Inserite a pieno titolo nel contesto sopra delineato, le organizzazioni non profit, ivi incluse le società di mutuo soccorso, dimostrano spesso di saper intervenire per rispondere alle mutate e diversificate esigenze che promanano dalla società civile e, soprattutto, dagli strati più deboli e svantaggiati della stessa. Le organizzazioni non profit non si limitano dunque a migliorare le condizioni di vita delle persone, ma devono pensare a migliorare le loro capacità di vita. Ciò implica, tra l"altro, presentare assetti organizzativi, "sensibilità" territoriale e "vocazione" all"altro, elementi che insieme definiscono azioni ed interventi che superano i confini della funzione redistributiva e che integrano la nozione di "servizi di interesse generale", così come definiti a livello comunitario. Una siffatta configurazione produce (inevitabilmente) ricadute sulle forme giuridico-organizzative e sui rapporti con gli enti locali.

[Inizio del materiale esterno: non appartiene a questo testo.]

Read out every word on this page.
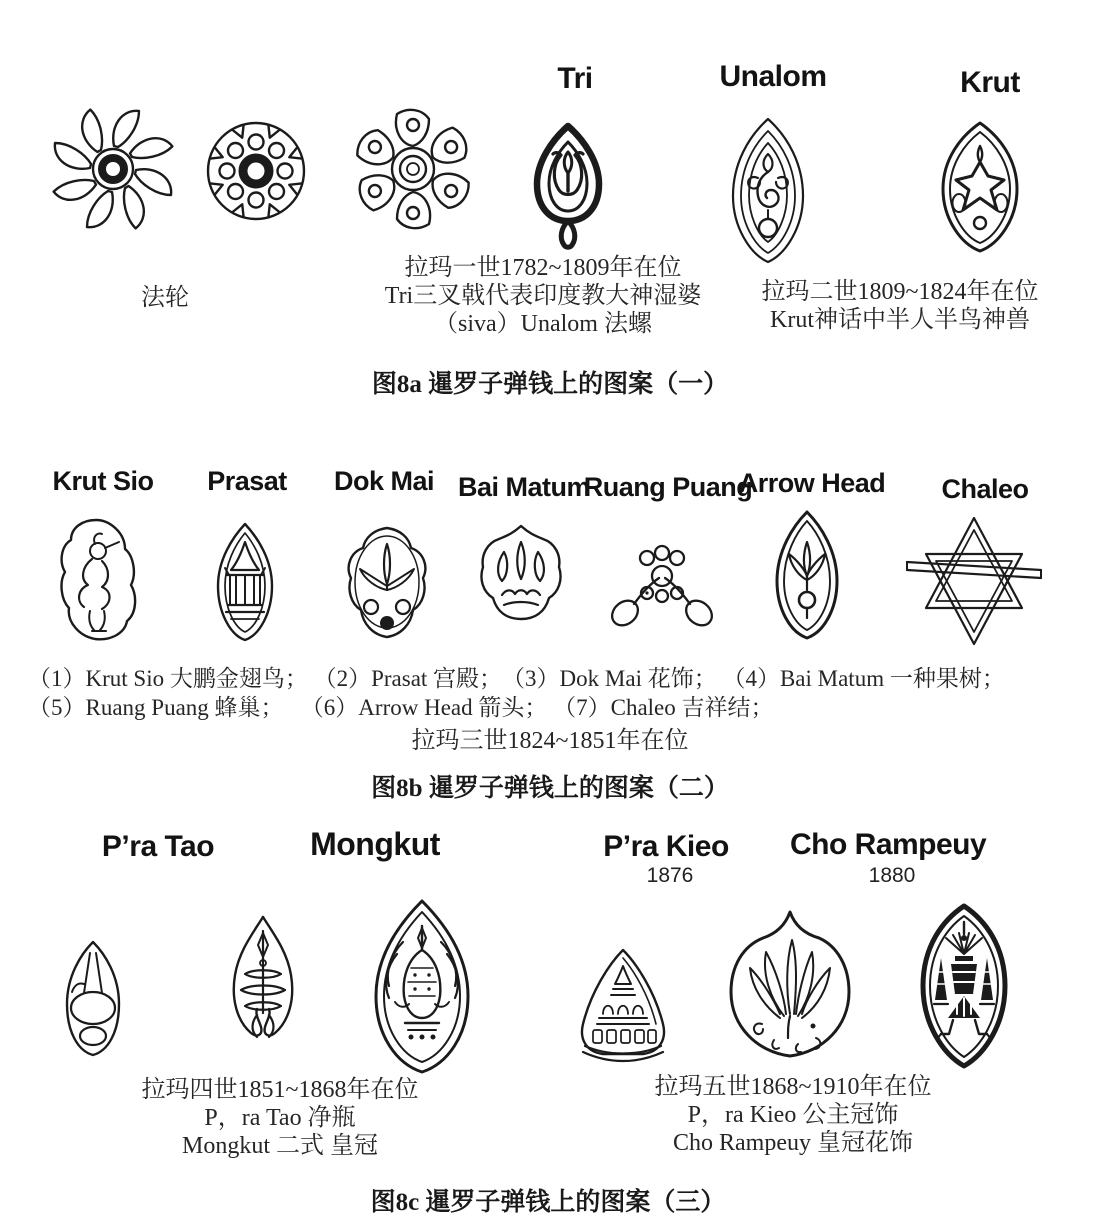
Tri	Unalom	Krut
法轮
拉玛一世1782~1809年在位
Tri三叉戟代表印度教大神湿婆
（siva）Unalom 法螺
拉玛二世1809~1824年在位
Krut神话中半人半鸟神兽
图8a 暹罗子弹钱上的图案（一）
Krut Sio	Prasat	Dok Mai Bai Matum
Ruang Puang
Arrow Head	Chaleo
（1）Krut Sio 大鹏金翅鸟； （2）Prasat 宫殿；　（3）Dok Mai 花饰； （4）Bai Matum 一种果树；
（5）Ruang Puang 蜂巢；　 （6）Arrow Head 箭头； （7）Chaleo 吉祥结；
拉玛三世1824~1851年在位
图8b 暹罗子弹钱上的图案（二）
P’ra Tao	Mongkut	P’ra Kieo
1876
Cho Rampeuy
1880
拉玛四世1851~1868年在位
P，ra Tao 净瓶
Mongkut 二式 皇冠
拉玛五世1868~1910年在位
P，ra Kieo 公主冠饰
Cho Rampeuy 皇冠花饰
图8c 暹罗子弹钱上的图案（三）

In passato si è sostenuto, che la cornice normativa dovesse (e in talune parti dovrebbe) essere rivista e aggiornata allo scopo di permettere uno sviluppo più moderno e in linea con altre esperienze europee. In questa direzione, allora, si è correttamente richiamata l"attenzione sull"azione economico-imprenditoriale delle associazioni e fondazioni, così da permettere alle stesse di recuperare efficienza ed efficacia nell"erogazione dei servizi. Componente essenziale per un futuro e strutturato sviluppo delle organizzazioni non profit, ma che oggi alla luce delle evoluzioni della società civile, dell"azione degli enti pubblici, in specie a seguito della modifica del Titolo V della Costituzione del 2001 e del riconosciuto principio di sussidiarietà orizzontale (art. 118 u.c) non sembra più risultare forse così determinante.

 

L"evoluzione giurisprudenziale, talune interpretazioni dell"Agenzia delle Entrate, nonché il contesto normativo, sia esso nazionale ovvero regionale sembrano, oggi più che in passato, anche grazie alle "chiavi di lettura" fornite a livello UE, favorevoli ad una evoluzione positiva delle organizzazioni non profit. Le forme giuridico-organizzative a disposizione per la gestione e l"erogazione di servizi di interesse generale non sembrano invero impedire alle organizzazioni non profit di innovare ovvero di sviluppare la loro azione, in specie a livello locale. In molti casi, le stesse organizzazioni (associazioni, fondazioni e cooperative sociali) sono alla ricerca di assetti interni di governance e di collaborazioni con altre realtà non lucrative sul territorio, attraverso i quali, pur non volendo rinunciare alla loro precisa configurazione, condividere risorse e realizzare progetti integrati a beneficio della comunità.

 

Le organizzazioni non profit non sono (solo) – come talvolta anche il Fisco sembra considerarle – realtà dietro le quali si celano interessi "privati", ma tentativi di fornire risposte alle situazioni di disagio (che non certo non mancano in questo periodo storico) che emergono nella società. A chi sostiene che qualunque intervento del privato nell"assistenza, nella sanità, nell"educazione e nel tempo libero sia inevitabilmente portatore di interessi particolari in contrasto con il bene comune, occorre ricordare che la società italiana è ricca di esempi virtuosi di realtà in cui l"agire delle persone genera benefici per la collettività.

 

La scelta da operare, tuttavia, non può essere quella di "utilizzare" le realtà non profit in quanto agenzie che permettono maggiori risparmi di spesa. Al contrario, occorre investire decisamente su un set di policies che sappiano valorizzare la loro azione, coordinata, stimolata, nonché sostenuta dall"ente locale, al fine di rendere possibile una più efficace ed efficiente risposta ai bisogni. Il principio di sussidiarietà – come spesso abbiamo ribadito su questo sito - lungi dall"essere considerato quale arretramento dell"ente pubblico, ne certifica al contrario la sua esatta e corretta collocazione, quale entità superiore che interviene soltanto laddove quella inferiore non è in grado di provvedere. E questo significa maggiori responsabilità istituzionali e non minori. Significa, in termini "poetici", riconoscere – come osservava Goethe che "qualunque cosa tu possa fare, cominciala, l"audacia ha in sé genio, potere e magia".